Good Neighbor agreement allows state to improve federal forestlands

CeciliaBLOG

One year after the Washington Department of Natural Resources signed a “Good Neighbor” agreement with the U.S. Forest Service, the landmark forest management deal is moving forward with new state legislation and strong support from Washington Public Lands Commissioner Hilary Franz.

In March 2017, DNR signed a Good Neighbor agreement with the Forest Service to allow the state to complete forest management projects on federal land.

“There is a lot of work that needs to be done, and no agency or organization can do it alone,” said (U.S. Forest Service Regional Forester Jim Peña.) “This Good Neighbor Authority agreement is a model for how the Forest Service can work together with state partners and communities more effectively—a win-win for the health of our forests and Washingtonians.”

The Nature Conservancy, an environmental group, lauded the agreement.

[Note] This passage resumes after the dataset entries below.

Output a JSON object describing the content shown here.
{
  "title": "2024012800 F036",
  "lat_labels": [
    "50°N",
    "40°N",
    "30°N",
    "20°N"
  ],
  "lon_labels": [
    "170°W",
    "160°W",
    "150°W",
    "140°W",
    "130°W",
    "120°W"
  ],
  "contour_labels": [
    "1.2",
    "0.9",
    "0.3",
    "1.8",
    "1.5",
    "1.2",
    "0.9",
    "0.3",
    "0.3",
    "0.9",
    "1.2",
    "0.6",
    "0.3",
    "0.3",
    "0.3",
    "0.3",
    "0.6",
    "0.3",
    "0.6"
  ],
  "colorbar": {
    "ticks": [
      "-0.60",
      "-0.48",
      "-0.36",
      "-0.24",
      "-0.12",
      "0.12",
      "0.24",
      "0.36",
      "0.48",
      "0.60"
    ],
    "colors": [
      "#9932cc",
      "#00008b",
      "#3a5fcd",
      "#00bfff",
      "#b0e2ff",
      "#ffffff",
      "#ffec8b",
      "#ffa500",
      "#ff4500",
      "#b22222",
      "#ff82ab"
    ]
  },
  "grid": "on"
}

The Good Neighbor Master Agreement allows DNR and USFS to work together across boundaries and ownership types to collaboratively approach restoration on some of our state’s most iconic landscapes. The agreement allows for more efficient use of federal and state resources, including funding and staff expertise, to benefit public lands under different types of ownership. Economic benefits extend to residents of the communities that depend on resilient forests through job creation and marketing of sustainably harvested timber and wood products.

Then this year the Washington Legislature passed a bill – supported by the Washington Forest Protection Association – that allows DNR to allocate money for the Good Neighbor projects on federal forestland.

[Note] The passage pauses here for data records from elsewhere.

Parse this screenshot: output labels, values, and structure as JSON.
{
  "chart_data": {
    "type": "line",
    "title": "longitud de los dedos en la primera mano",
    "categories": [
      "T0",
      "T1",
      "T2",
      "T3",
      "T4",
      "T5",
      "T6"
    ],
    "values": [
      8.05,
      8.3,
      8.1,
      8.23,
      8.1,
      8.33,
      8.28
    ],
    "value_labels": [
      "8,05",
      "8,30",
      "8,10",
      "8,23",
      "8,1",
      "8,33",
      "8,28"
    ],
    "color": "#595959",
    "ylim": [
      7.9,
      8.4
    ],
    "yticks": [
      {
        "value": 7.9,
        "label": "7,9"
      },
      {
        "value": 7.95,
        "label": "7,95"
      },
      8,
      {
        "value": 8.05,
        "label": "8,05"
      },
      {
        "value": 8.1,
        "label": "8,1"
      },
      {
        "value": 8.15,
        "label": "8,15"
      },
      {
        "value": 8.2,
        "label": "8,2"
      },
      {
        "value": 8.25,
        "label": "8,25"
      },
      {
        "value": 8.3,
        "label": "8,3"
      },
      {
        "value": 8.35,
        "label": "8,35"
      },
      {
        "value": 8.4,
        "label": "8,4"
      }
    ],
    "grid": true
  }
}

“Most of the laws created this year won’t take effect until June, but with important forest health projects ready to go, we designed this legislation to become law upon the governor’s signature, which helps everything get established sooner,” (said the bill’s sponsor, Sen. Brad Hawkins, R-East Wenatchee.) “I am thrilled by the strong bipartisan legislative support this received, because the sooner these cooperative efforts can move forward, the better.”

“I want to thank Senator Hawkins for being such a determined advocate for Washington’s forests,” said Commissioner of Public Lands Hilary Franz. “With this account now officially in place, I’m excited to put Department of Natural Resources crews right to work making all of Washington’s forests healthier, more productive and more resilient.”

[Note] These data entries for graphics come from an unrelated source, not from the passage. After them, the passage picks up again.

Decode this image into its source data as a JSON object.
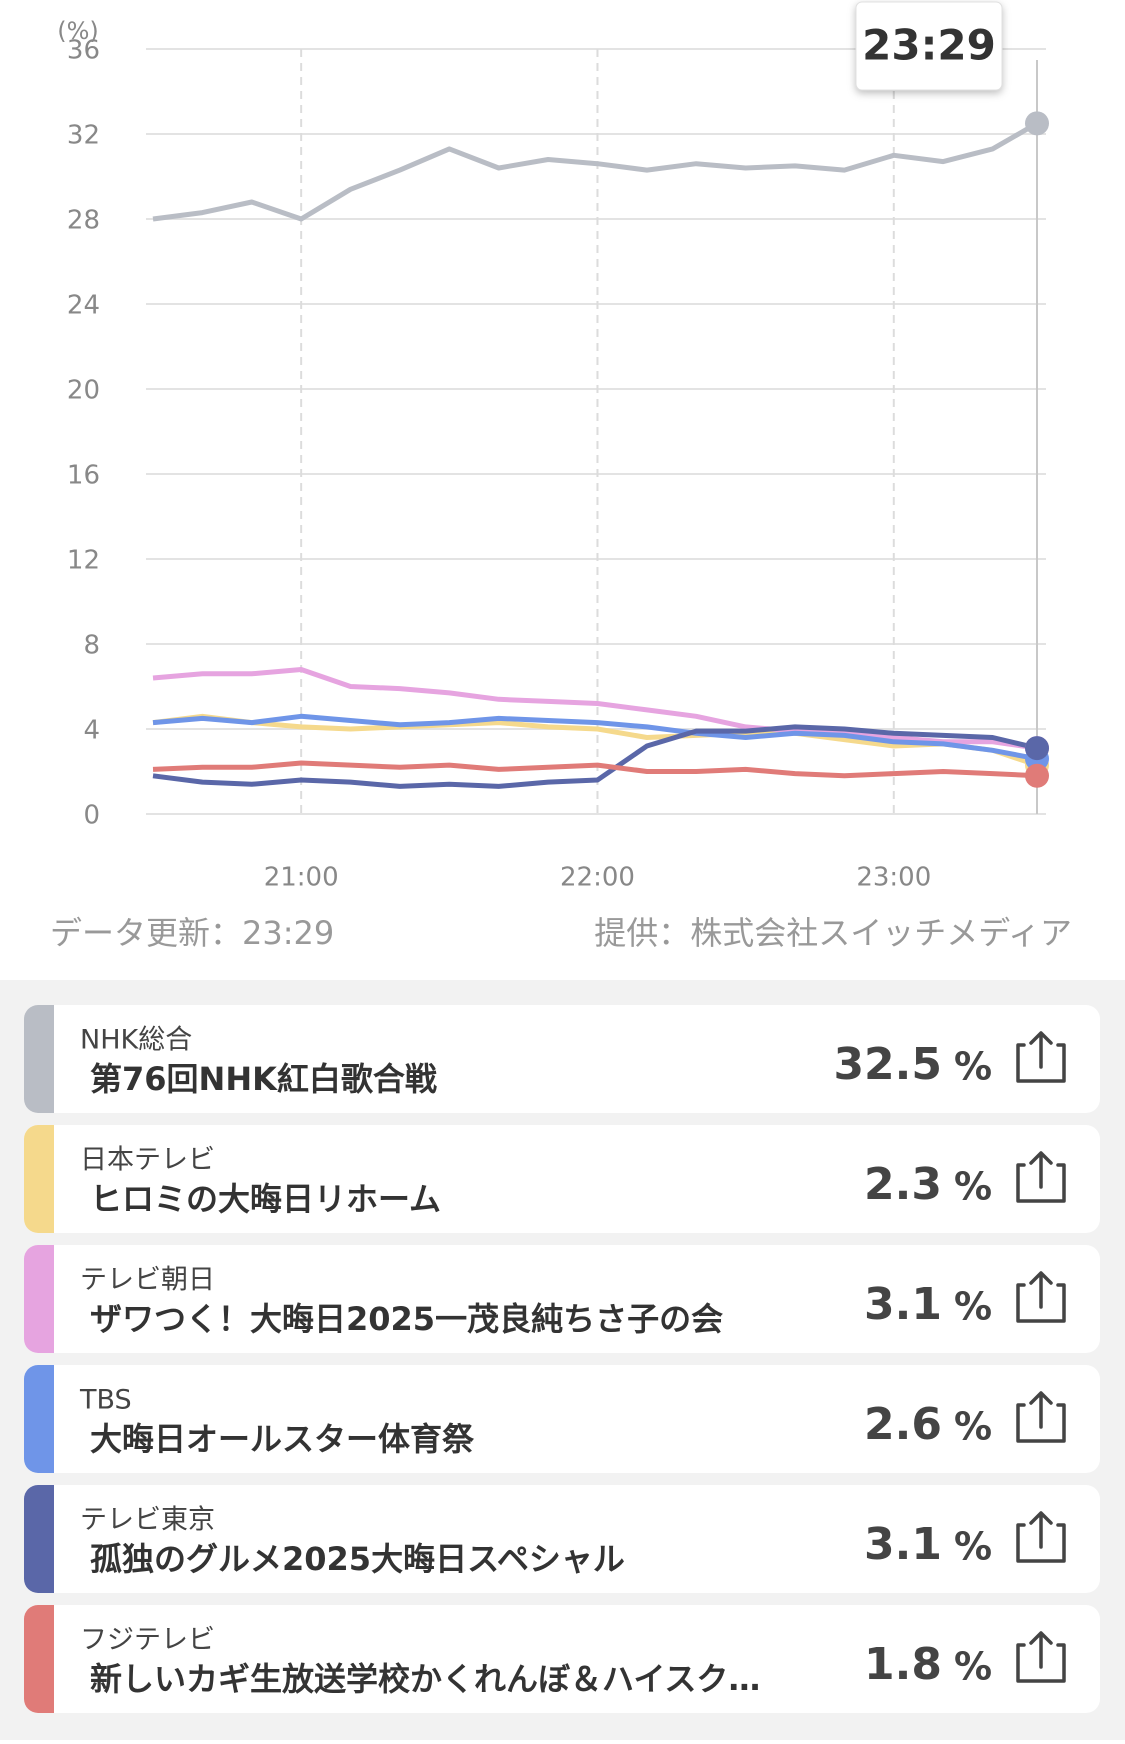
{
  "chart_data": {
    "type": "line",
    "ylabel": "(%)",
    "x": [
      1230,
      1240,
      1250,
      1260,
      1270,
      1280,
      1290,
      1300,
      1310,
      1320,
      1330,
      1340,
      1350,
      1360,
      1370,
      1380,
      1390,
      1400,
      1409
    ],
    "xlim": [
      1230,
      1409
    ],
    "xticks": [
      {
        "value": 1260,
        "label": "21:00"
      },
      {
        "value": 1320,
        "label": "22:00"
      },
      {
        "value": 1380,
        "label": "23:00"
      }
    ],
    "ylim": [
      0,
      36
    ],
    "yticks": [
      0,
      4,
      8,
      12,
      16,
      20,
      24,
      28,
      32,
      36
    ],
    "grid": true,
    "series": [
      {
        "name": "NHK総合",
        "program": "第76回NHK紅白歌合戦",
        "color": "#b9bdc5",
        "values": [
          28.0,
          28.3,
          28.8,
          28.0,
          29.4,
          30.3,
          31.3,
          30.4,
          30.8,
          30.6,
          30.3,
          30.6,
          30.4,
          30.5,
          30.3,
          31.0,
          30.7,
          31.3,
          32.5
        ]
      },
      {
        "name": "日本テレビ",
        "program": "ヒロミの大晦日リホーム",
        "color": "#f5d98c",
        "values": [
          4.3,
          4.6,
          4.3,
          4.1,
          4.0,
          4.1,
          4.2,
          4.3,
          4.1,
          4.0,
          3.6,
          3.7,
          3.8,
          3.8,
          3.5,
          3.2,
          3.3,
          3.0,
          2.3
        ]
      },
      {
        "name": "テレビ朝日",
        "program": "ザワつく！大晦日2025一茂良純ちさ子の会",
        "color": "#e6a4e0",
        "values": [
          6.4,
          6.6,
          6.6,
          6.8,
          6.0,
          5.9,
          5.7,
          5.4,
          5.3,
          5.2,
          4.9,
          4.6,
          4.1,
          3.9,
          3.8,
          3.6,
          3.4,
          3.4,
          3.1
        ]
      },
      {
        "name": "TBS",
        "program": "大晦日オールスター体育祭",
        "color": "#6f95e8",
        "values": [
          4.3,
          4.5,
          4.3,
          4.6,
          4.4,
          4.2,
          4.3,
          4.5,
          4.4,
          4.3,
          4.1,
          3.8,
          3.6,
          3.8,
          3.7,
          3.4,
          3.3,
          3.0,
          2.6
        ]
      },
      {
        "name": "テレビ東京",
        "program": "孤独のグルメ2025大晦日スペシャル",
        "color": "#5a67a8",
        "values": [
          1.8,
          1.5,
          1.4,
          1.6,
          1.5,
          1.3,
          1.4,
          1.3,
          1.5,
          1.6,
          3.2,
          3.9,
          3.9,
          4.1,
          4.0,
          3.8,
          3.7,
          3.6,
          3.1
        ]
      },
      {
        "name": "フジテレビ",
        "program": "新しいカギ生放送学校かくれんぼ＆ハイスク…",
        "color": "#e07b78",
        "values": [
          2.1,
          2.2,
          2.2,
          2.4,
          2.3,
          2.2,
          2.3,
          2.1,
          2.2,
          2.3,
          2.0,
          2.0,
          2.1,
          1.9,
          1.8,
          1.9,
          2.0,
          1.9,
          1.8
        ]
      }
    ]
  },
  "tooltip": "23:29",
  "update_text": "データ更新：23:29",
  "source_text": "提供：株式会社スイッチメディア",
  "rating_unit": "%"
}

In the latest news, Spokane Public Radio asked Commissioner Franz this week about the Good Neighbor agreement and its vast benefits for forest health and wildfire protection.

“It is very clear that if we don’t work with our federal partners and if we aren’t able to get on federal lands and do the forest health treatments on federal lands that we’re doing on our state lands, then we will continue to face the catastrophic wildfires that we saw in 2014 and 2015 that cost our state over $500 million and burnt over a million acres of forest and ag land,” (Commissioner Franz said.) “We will continue to face the challenge of our forest health and disease and insect infestations crossing. And so that’s why this has to be something that isn’t just focused on state lands, but must be focused on our federal lands and the Good Neighbor Authority gives us that opportunity.”

…“We have a responsibility to be engaging with the public, engaging with our communities on the forest health crisis and the issue of how prevalent it is, how significant it is and how no action or not treating these lands is not an acceptable answer, because it will actually lead to further environmental degradation, not only the forests dying that are critical and valuable to clean water, clean air and for carbon sequestration,” Franz said.  “But we will also have even further environmental catastrophe and degradation as we see wildfires filling our air with smoke, polluting our waters and killing our wildlife and habitat.

“The authority that we signed, the agreement that we signed, is larger than just forest health treatments,” she said. “It actually enables us to do wildlife and aquatic habitat restoration, where we’re actually able to go in on our federal lands and be able to start to restore some of the habitat area there for salmon and other wildlife that have just been challenged and they haven’t had the resources to do. It also enables us to extend our monitoring and research projects and learning about critical habitat and wildlife needs, as well as the opportunity to expand recreation for hikers and birdwatchers and other recreationists so they can actually grow the passion for our natural resources.

“We all know that state and federal governments have limited resources and limited capacity and the more that we’re partnering together and working together, then we can get greater efficiencies and economies of scale,” Franz said. “So if I already have people on the ground on state land doing habitat restoration work or I have people on the ground doing forest health work, let’s be able to cross those boundaries and continue to be able to take care of the federal area as well as the state area. And as we know, just like wildfires, just like forest health issues, wildlife also crosses jurisdictional boundaries and this creates an opportunity for us to finally be operating in a way that it’s about an ecosystem and how it functions and it will function better, rather than jurisdictional lines.”